Monday, November 23, 2009

A Different Point of View

Roger Pilon

Vice President for Legal Affairs, Cato Institute :

"As Winston Churchill understood, democracy is messy (and, as in his case, sometimes ungrateful). Glenn Beck is no William F. Buckley Jr. But then, "Joe the Plumber" probably never read National Review, which like most other journals of "high opinion" was never self-sustaining. Liberals today, their noses in the air Obama style, look across America from the vantage of the famous New Yorker cover and see pitchfork brigades, forgetting that those who fill the brigades generally love America, which is more than can be said of some of the baggage that has surrounded Obama.
There is a problem in the Republican Party, to be sure. Nominally the party of limited constitutional government, it recently gave us two presidents from the same family -- one standing for a "kinder and gentler" government, the other for "compassionate conservatism" -- plus a career Senate nominee for president, none of whom ever really understood the party's core principles, much less nourished them as they must be nourished from generation to generation. As a result, the party has been hollowed out intellectually and spiritually, and into that vacuum, which nature abhors, has poured an assortment of people, most from outside the party.
The struggle in democracies between intellectual rigor and populism is as old as that between Socrates and the sophists. We all know the dangers of populist demagoguery. But there is also great danger in rule by élites, which are hardly immune from demagogy and outright fraud (witness the "accounting" in the current healthcare debate). Achieving that balance is often difficult and messy. But I for one am encouraged by this populist movement to reform the Republican Party. I know, for example, that at the Orlando rally The New York Times referenced this past Saturday, people passed out copies of the Cato Institute's pocket Constitution, which includes the Declaration of Independence and my preface relating the two documents with respect to their underlying principles.
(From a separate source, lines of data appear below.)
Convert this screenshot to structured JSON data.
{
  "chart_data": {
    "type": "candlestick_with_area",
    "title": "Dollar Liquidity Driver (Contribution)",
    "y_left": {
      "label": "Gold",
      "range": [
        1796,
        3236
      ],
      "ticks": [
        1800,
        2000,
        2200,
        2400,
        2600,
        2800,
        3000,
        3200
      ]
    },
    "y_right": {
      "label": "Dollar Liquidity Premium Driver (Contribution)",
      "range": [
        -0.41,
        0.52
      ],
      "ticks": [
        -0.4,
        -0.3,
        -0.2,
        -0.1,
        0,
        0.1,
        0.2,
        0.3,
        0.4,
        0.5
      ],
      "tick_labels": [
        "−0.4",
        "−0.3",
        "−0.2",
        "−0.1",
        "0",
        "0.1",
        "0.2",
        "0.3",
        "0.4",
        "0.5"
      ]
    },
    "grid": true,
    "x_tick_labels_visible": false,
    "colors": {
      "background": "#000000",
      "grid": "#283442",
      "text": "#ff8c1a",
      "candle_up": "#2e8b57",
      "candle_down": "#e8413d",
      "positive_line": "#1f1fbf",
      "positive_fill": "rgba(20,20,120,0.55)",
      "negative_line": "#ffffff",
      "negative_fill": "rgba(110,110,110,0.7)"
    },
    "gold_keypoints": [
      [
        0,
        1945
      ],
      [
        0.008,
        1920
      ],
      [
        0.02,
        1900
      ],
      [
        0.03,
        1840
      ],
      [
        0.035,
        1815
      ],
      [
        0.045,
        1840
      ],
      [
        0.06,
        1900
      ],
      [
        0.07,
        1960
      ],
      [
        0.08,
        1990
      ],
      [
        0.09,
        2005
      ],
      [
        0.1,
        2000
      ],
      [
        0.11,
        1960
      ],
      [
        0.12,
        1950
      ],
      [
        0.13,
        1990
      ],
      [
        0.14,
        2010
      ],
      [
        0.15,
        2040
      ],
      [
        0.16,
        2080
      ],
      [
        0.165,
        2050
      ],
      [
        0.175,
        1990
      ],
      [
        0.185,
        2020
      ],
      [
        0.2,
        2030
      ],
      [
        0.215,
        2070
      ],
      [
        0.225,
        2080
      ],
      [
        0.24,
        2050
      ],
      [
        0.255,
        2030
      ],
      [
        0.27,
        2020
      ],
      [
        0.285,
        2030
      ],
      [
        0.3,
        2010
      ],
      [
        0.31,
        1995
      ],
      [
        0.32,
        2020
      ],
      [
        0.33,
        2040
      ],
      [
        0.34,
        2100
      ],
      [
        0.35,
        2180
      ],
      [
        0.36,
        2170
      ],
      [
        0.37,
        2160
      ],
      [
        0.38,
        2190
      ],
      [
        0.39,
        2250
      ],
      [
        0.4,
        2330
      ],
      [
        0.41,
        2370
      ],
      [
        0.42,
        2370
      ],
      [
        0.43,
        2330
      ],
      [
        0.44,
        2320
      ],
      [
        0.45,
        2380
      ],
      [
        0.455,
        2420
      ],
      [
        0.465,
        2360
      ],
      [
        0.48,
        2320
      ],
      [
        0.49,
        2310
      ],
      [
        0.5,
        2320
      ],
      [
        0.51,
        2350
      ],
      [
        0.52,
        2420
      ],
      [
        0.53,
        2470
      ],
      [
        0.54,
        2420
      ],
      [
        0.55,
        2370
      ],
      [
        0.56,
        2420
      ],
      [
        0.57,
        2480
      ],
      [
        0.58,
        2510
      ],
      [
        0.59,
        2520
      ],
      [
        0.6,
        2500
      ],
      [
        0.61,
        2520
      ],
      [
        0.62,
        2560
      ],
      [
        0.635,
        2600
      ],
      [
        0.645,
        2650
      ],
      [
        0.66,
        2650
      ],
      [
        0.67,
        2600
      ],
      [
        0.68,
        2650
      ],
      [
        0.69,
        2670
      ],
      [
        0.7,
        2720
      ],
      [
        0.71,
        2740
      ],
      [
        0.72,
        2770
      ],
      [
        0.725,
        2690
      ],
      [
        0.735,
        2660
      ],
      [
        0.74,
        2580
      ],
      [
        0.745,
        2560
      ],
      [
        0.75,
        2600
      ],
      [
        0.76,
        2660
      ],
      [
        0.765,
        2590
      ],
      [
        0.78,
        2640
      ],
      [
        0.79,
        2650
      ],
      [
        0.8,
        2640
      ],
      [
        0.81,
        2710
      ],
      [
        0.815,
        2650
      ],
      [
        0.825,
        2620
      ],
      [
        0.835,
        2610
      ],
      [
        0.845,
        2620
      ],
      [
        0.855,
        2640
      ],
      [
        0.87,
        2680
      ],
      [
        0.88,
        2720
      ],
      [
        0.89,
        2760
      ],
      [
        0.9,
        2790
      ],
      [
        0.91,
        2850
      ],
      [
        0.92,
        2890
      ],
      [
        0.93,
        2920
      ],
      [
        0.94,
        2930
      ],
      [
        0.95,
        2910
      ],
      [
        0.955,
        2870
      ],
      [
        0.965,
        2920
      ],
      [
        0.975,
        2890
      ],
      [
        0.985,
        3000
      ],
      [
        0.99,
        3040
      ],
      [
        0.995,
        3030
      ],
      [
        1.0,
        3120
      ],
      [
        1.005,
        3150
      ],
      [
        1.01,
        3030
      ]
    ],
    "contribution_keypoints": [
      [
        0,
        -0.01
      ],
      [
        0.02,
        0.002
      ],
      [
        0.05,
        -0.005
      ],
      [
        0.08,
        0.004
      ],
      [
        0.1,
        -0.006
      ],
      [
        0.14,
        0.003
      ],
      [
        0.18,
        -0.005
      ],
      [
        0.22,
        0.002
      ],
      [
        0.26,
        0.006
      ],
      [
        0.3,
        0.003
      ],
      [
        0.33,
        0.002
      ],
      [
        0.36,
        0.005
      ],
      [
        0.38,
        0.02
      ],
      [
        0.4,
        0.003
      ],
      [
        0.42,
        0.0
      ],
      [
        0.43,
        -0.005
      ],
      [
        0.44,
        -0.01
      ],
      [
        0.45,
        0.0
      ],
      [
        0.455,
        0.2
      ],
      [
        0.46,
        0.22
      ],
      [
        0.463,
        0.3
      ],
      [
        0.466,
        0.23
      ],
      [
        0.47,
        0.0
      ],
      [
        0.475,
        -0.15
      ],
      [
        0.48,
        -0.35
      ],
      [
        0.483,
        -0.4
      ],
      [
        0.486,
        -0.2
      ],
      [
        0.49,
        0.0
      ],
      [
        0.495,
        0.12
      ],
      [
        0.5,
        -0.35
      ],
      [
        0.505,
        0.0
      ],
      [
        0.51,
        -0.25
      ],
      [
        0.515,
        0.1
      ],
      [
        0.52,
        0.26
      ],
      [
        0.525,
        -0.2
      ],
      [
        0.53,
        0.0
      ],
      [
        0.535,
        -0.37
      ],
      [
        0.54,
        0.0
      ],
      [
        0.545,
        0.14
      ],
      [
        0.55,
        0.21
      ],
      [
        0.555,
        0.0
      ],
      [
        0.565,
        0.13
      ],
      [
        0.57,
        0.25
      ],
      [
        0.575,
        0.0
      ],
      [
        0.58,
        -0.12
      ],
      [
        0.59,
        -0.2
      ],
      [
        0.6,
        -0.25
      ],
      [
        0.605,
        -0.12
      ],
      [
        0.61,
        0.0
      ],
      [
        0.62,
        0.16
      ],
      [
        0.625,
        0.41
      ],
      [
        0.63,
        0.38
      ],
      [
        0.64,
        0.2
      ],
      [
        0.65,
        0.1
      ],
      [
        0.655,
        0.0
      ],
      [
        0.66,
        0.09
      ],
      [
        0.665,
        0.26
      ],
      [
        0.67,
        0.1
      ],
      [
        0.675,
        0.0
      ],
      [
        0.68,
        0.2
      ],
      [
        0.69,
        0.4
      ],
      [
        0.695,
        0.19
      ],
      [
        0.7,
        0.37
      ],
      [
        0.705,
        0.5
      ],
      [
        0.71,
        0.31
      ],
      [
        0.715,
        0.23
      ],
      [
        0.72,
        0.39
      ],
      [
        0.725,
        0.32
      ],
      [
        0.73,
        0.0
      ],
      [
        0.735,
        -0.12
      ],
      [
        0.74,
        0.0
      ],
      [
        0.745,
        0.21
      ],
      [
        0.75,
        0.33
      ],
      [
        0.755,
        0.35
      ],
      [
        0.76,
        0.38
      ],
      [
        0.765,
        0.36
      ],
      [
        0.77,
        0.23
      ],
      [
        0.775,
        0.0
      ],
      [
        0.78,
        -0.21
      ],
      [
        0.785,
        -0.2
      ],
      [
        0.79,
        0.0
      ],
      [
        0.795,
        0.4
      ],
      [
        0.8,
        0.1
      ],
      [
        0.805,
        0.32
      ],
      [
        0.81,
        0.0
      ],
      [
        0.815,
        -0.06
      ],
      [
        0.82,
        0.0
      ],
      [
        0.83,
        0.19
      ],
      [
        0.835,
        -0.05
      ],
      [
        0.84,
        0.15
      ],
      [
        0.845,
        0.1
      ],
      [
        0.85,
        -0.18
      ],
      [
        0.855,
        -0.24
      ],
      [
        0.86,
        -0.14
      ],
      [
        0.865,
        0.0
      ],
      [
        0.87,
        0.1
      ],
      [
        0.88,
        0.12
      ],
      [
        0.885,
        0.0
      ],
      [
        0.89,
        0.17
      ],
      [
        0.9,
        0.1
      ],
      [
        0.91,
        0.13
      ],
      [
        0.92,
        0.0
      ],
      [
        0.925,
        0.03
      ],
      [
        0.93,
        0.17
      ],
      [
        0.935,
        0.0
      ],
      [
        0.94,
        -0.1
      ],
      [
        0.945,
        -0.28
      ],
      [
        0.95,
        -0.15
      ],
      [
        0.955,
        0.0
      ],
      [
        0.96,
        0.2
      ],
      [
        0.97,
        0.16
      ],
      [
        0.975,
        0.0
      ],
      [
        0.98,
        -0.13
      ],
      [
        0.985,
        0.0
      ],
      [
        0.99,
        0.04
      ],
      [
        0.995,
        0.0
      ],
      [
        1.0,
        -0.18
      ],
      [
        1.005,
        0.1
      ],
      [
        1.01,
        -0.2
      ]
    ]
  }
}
The people who attended the April 15 tea parties and the September 12 march on Washington were ordinary Americans who understand that something is fundamentally wrong, constitutionally, with the direction the country has taken over the past two decades, at least. They see the Republican Party, in our two-party system, as the more likely institution for changing that, but not as the party is presently constituted. Still, there are people within the party who give hope and are ready to take over. Populists working outside the party, together with those of us who do "politics" (broadly understood) for a living, may just be the spark that enables that to happen."